The history of Oflag 64, the prisoner of war camp in Altburgund, begins in June 1943. Those officers and noncommissioned officers who arrived in Szubin first, were captured between  November 1942 and March 1943 in the North African Campaign. Before those captured reached Szubin, they were held in various other camps. Most of them at first went to P.G. 66, the transit camp in Capua. Some captured during April-May passed through P.G. 21 in Chieti (P.G. - Prigione di Guerra - Prison of War). Then, the bigger group was transferred to Stalag VII A in Moosburg, and after few days to Oflag IXA/Z in Rotenburg an der Fulda. The smaller group was transferred to Oflag VII B in Eichstätt.

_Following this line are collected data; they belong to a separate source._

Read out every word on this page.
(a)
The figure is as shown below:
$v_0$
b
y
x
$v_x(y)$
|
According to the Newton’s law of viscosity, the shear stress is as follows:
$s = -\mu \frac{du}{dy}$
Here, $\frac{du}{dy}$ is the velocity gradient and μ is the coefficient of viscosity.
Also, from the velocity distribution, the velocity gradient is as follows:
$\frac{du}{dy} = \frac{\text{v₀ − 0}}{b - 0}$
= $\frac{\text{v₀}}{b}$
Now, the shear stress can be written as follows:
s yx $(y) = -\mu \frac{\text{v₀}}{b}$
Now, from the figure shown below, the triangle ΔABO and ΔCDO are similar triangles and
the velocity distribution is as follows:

On June 4th, the group of 39 officers from Eichstätt was ordered to move to Szubin. On the road via Poznan four of them escaped. The book “Dzieje Szubina” (The history of Szubin) mentions this fact, but with the added comment that because of lack of more information and proper documentation it is unknown if this escape was successful. Today, after more than 70 years, we can learn more and I hope to share the story from one of those escapists.

The first group of 35 officers arrived at the camp in Szubin on June 6th, 1943. We can read about it from the War Log of Lt. Col. John Waters.

  • June 2 – ordered to move,
  • June 3 – move postponed til tomorrow,
  • June 4 – move started – 3rd class wagons,
  • June 6 – move to ALTBURGUND completed,

    I suppose that the additional notes "4 out" and "66 out" might be the number of those four US POWs who escaped from the train in Poznan, and respectively, those noncoms who were left behind in Eichstätt.
The group in Rotenburg was notified on May 26th that they would be going on to a US camp. On the 28th they were told that the camp was in Silesia. In fact, according to German documents, between March and May 1943 the Oflag 64 camp was opened in Wahlstatt (Legnickie Pole), a village located south of Liegnitz (Legnica), at Lower Silesia. On June 3rd they were issued clean clothing, on the 6th they prepared to move. On June 7th they were in 3rd class coaches on the way to Szubin via Berlin and Bromberg (Bydgoszcz). After two days, on June 9th, they arrived at Szubin.

Both groups, in fact, arrived at Oflag XXI B. According to the War Log of 2nd Lt. John Glendinning, they were on their way to Oflag XXI B. In his War Log dated June 9, the entry stating "Oflag 21 B" can be found. In his written memories, 1st Lt. O. L. “Brad” Bradford recorded: "Originally Oflag XXI B, it was renamed Oflag 64 shortly after we arrived (...). We found 35 officers there who had preceded us about three days, having come by way from Eichstätt". The War Log of Lt. Col. John Waters has a stamp of Oflag XXI B on Szubin.

All entries referring to POWs’ stories before reaching Oflag 64 in Szubin will be tagged as: "Roads to Oflag 64".

  • Clarence R. Meltesen, Roads to Liberation from Oflag 64, 3rd edition, 2004, ISBN 0-9627005-3-3 (Thanks to Meltesen Family for sharing this book).
  • Dzieje Szubina, Marian Biskup (ed.), Warsaw-Poznań, 1974.
  • Moosburg Online, POW Camps: List: http://www.moosburg.org/info/stalag/laglist.htm.
  • Transcript of War Log of 2nd Lt. John H. Glendinning available in “Sketches of lives of Kriegies in Oflag 64” (Thanks to Cynthia Burgess).
  • Memories of 1st Lt. O. L. “Brad” Bradford: "The Way It Was" available at www.oflag64.us.
  • Scan of Lt. Col. John Waters War Log (Thanks to James Sudmeier).